次に近未来の財政計画についてです。51億円もの債務超過を抱える状況から再び基金残高が起債残高を超える財政状況にいつ戻そうと考えているのかと思い、資料を読んでみると、平成34年度にはそのような状況に改善できる見込みであると書いてあります。しかしながら、この計画には日本経済の失速による税収の減少という想定が組み込まれているのでしょうか。
今年の10月からは消費税の税率が8%から10%に上がりますが、5%から8%に上げた時に匹敵するほどの消費の低迷がもたらされ、日本経済が失速するのではという有識者の意見が圧倒的です。勿論、政府も以前の反省に鑑みて、対策を打つべくいろいろなメニューを用意しているようでありますが、軽減税率の難しさと相まって非常に複雑な制度になりそうです。

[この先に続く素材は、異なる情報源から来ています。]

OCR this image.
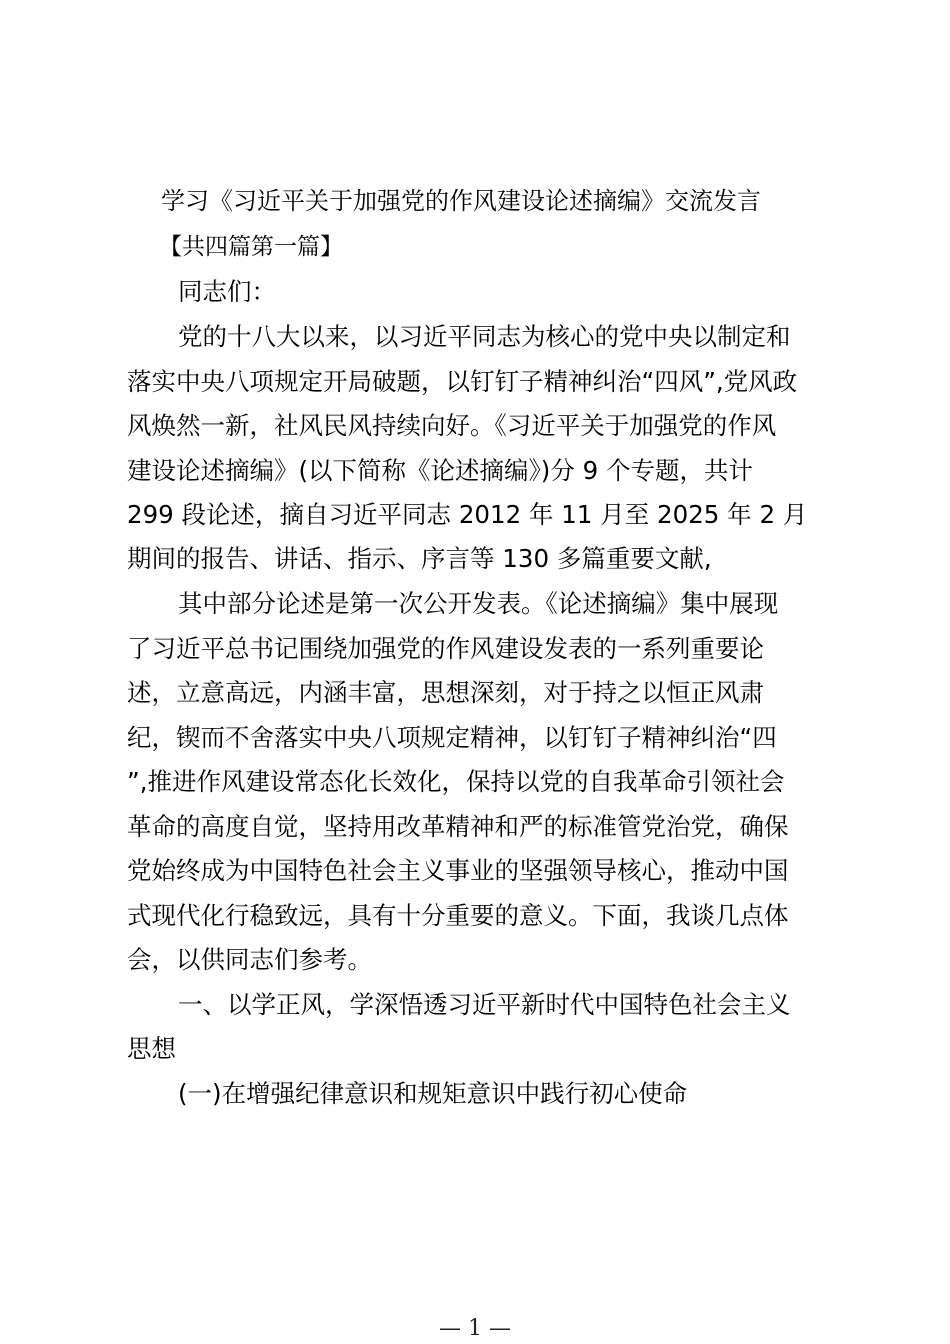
学习《习近平关于加强党的作风建设论述摘编》交流发言
【共四篇第一篇】
同志们：
党的十八大以来，以习近平同志为核心的党中央以制定和
落实中央八项规定开局破题，以钉钉子精神纠治“四风”,党风政
风焕然一新，社风民风持续向好。《习近平关于加强党的作风
建设论述摘编》(以下简称《论述摘编》)分 9 个专题，共计
299 段论述，摘自习近平同志 2012 年 11 月至 2025 年 2 月
期间的报告、讲话、指示、序言等 130 多篇重要文献,
其中部分论述是第一次公开发表。《论述摘编》集中展现
了习近平总书记围绕加强党的作风建设发表的一系列重要论
述，立意高远，内涵丰富，思想深刻，对于持之以恒正风肃
纪，锲而不舍落实中央八项规定精神，以钉钉子精神纠治“四
”,推进作风建设常态化长效化，保持以党的自我革命引领社会
革命的高度自觉，坚持用改革精神和严的标准管党治党，确保
党始终成为中国特色社会主义事业的坚强领导核心，推动中国
式现代化行稳致远，具有十分重要的意义。下面，我谈几点体
会，以供同志们参考。
一、以学正风，学深悟透习近平新时代中国特色社会主义
思想
(一)在增强纪律意识和规矩意识中践行初心使命
— 1 —
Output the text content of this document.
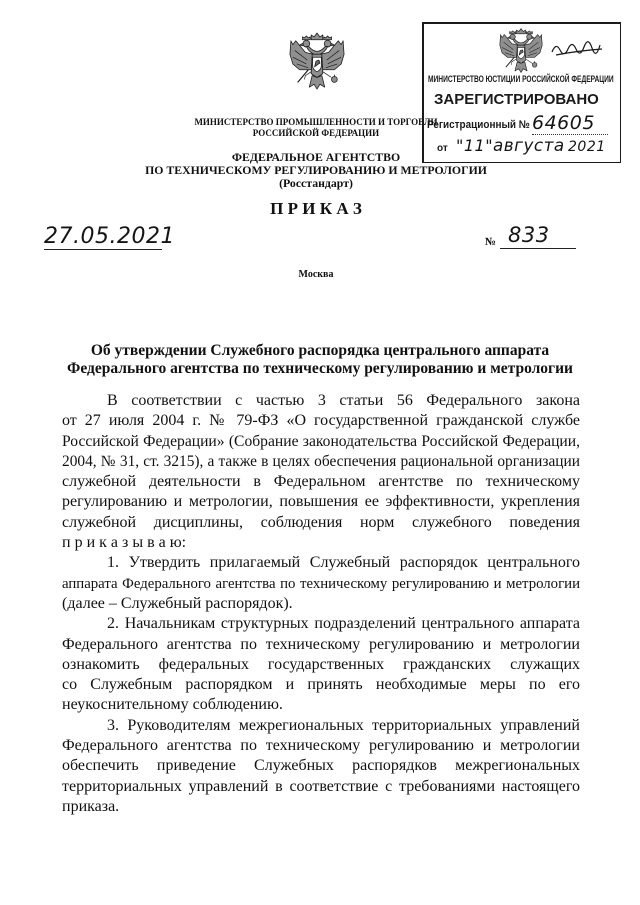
МИНИСТЕРСТВО ЮСТИЦИИ РОССИЙСКОЙ ФЕДЕРАЦИИ
ЗАРЕГИСТРИРОВАНО
Регистрационный № 64605
от "11" августа 2021
МИНИСТЕРСТВО ПРОМЫШЛЕННОСТИ И ТОРГОВЛИ
РОССИЙСКОЙ ФЕДЕРАЦИИ
ФЕДЕРАЛЬНОЕ АГЕНТСТВО
ПО ТЕХНИЧЕСКОМУ РЕГУЛИРОВАНИЮ И МЕТРОЛОГИИ
(Росстандарт)
П Р И К А З
27.05.2021	№ 833
Москва
Об утверждении Служебного распорядка центрального аппарата
Федерального агентства по техническому регулированию и метрологии
В соответствии с частью 3 статьи 56 Федерального закона
от 27 июля 2004 г. № 79-ФЗ «О государственной гражданской службе
Российской Федерации» (Собрание законодательства Российской Федерации,
2004, № 31, ст. 3215), а также в целях обеспечения рациональной организации
служебной деятельности в Федеральном агентстве по техническому
регулированию и метрологии, повышения ее эффективности, укрепления
служебной дисциплины, соблюдения норм служебного поведения
п р и к а з ы в а ю:
1. Утвердить прилагаемый Служебный распорядок центрального
аппарата Федерального агентства по техническому регулированию и метрологии
(далее – Служебный распорядок).
2. Начальникам структурных подразделений центрального аппарата
Федерального агентства по техническому регулированию и метрологии
ознакомить федеральных государственных гражданских служащих
со Служебным распорядком и принять необходимые меры по его
неукоснительному соблюдению.
3. Руководителям межрегиональных территориальных управлений
Федерального агентства по техническому регулированию и метрологии
обеспечить приведение Служебных распорядков межрегиональных
территориальных управлений в соответствие с требованиями настоящего
приказа.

私は、最近厚労省の統計不正問題において話題になっている実質賃金が減っているのではという庶民感覚、またデフレを脱却しようと言っているのに、消費を縮小させ、デフレを助長する消費税の増税をこの時期に行うのは狂気の沙汰だと思っておりますが、消費税増税の日本経済に与える影響は計り知れないものがあり、また2020東京オリンピック・パラリンピックが終わった後の反動と相まって、日本経済は間違いなく失速すると私はみております。豊島区は日本経済の失速による税収減という可能性についてどのように考えているのでしょうか。また平成34年度に再び貯金が借金を超過する見通しを立てておりますが、上述したような経済の動向を予測した上でそのような計算をしているのでしょうか。今の日本経済はアメリカの景気が良いことから好調と言えるのであり、消費税導入、或いは税率アップ時の日本経済への影響という観点で歴史に学び、また外国経済の影響も考慮しながら、希望的観測ではなく現実的な視点からの財政計画にしなければならないと考えます。後から見立てが甘かったと後悔しないような計画にしてもらいたいものです。

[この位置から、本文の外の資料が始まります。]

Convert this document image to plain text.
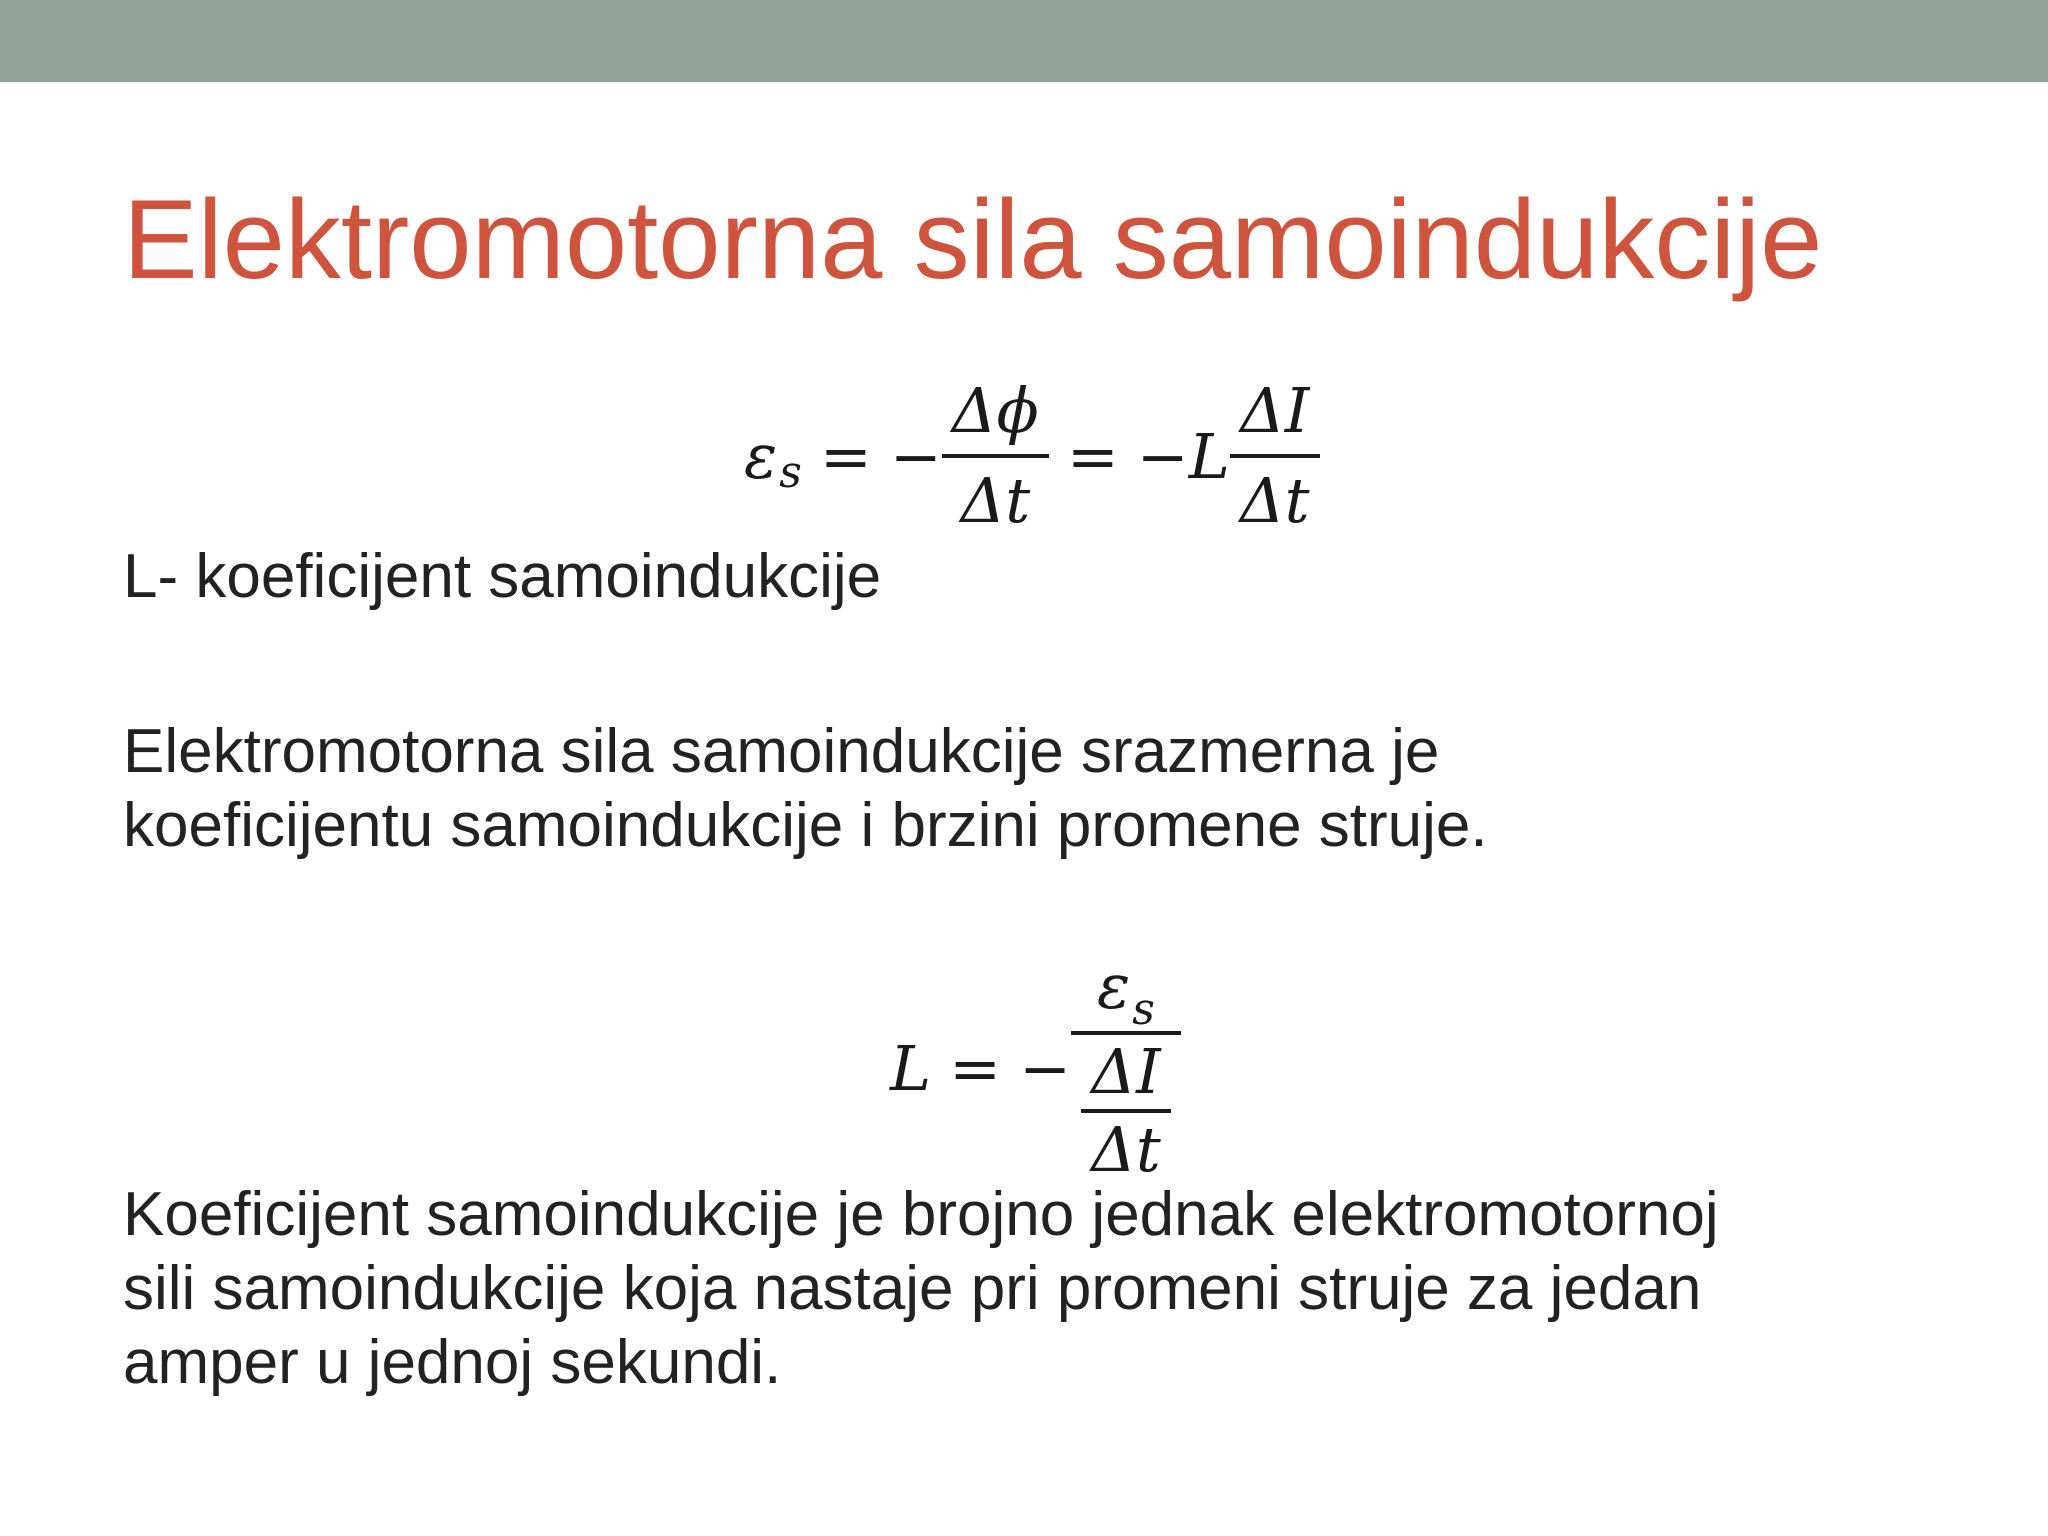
Elektromotorna sila samoindukcije
ε s = − $\frac{\Delta\phi}{\Delta t} = -L \frac{\Delta I}{\Delta t}$

L- koeficijent samoindukcije

Elektromotorna sila samoindukcije srazmerna je
koeficijentu samoindukcije i brzini promene struje.

L = − $\frac{\varepsilon_s}{\frac{\Delta I}{\Delta t}}$

Koeficijent samoindukcije je brojno jednak elektromotornoj
sili samoindukcije koja nastaje pri promeni struje za jedan
amper u jednoj sekundi.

次に、目的別経費について質問します。平成31年度予算案では一般会計において前年度当初予算に比べて252億円増の1498億円となっています。それに伴い、各目的別経費も総じて増加となっているのは当然の帰結ですが、区民費が約3.4億円、福祉費が約7.0億円、そして公債費も約2.5億円減額となっています。区民費や福祉費は区民に最も密着したサービスを行う部署であり、それが合わせて10億円以上も減額になっているのは区民に対して説明責任が求められるところです。それに対して、文化商工費に関しては前年度比237%の増額と数字が突出しており、この数字だけを見ますと著しくバランスを欠いた予算と区民の皆様は感じるのではないでしょうか。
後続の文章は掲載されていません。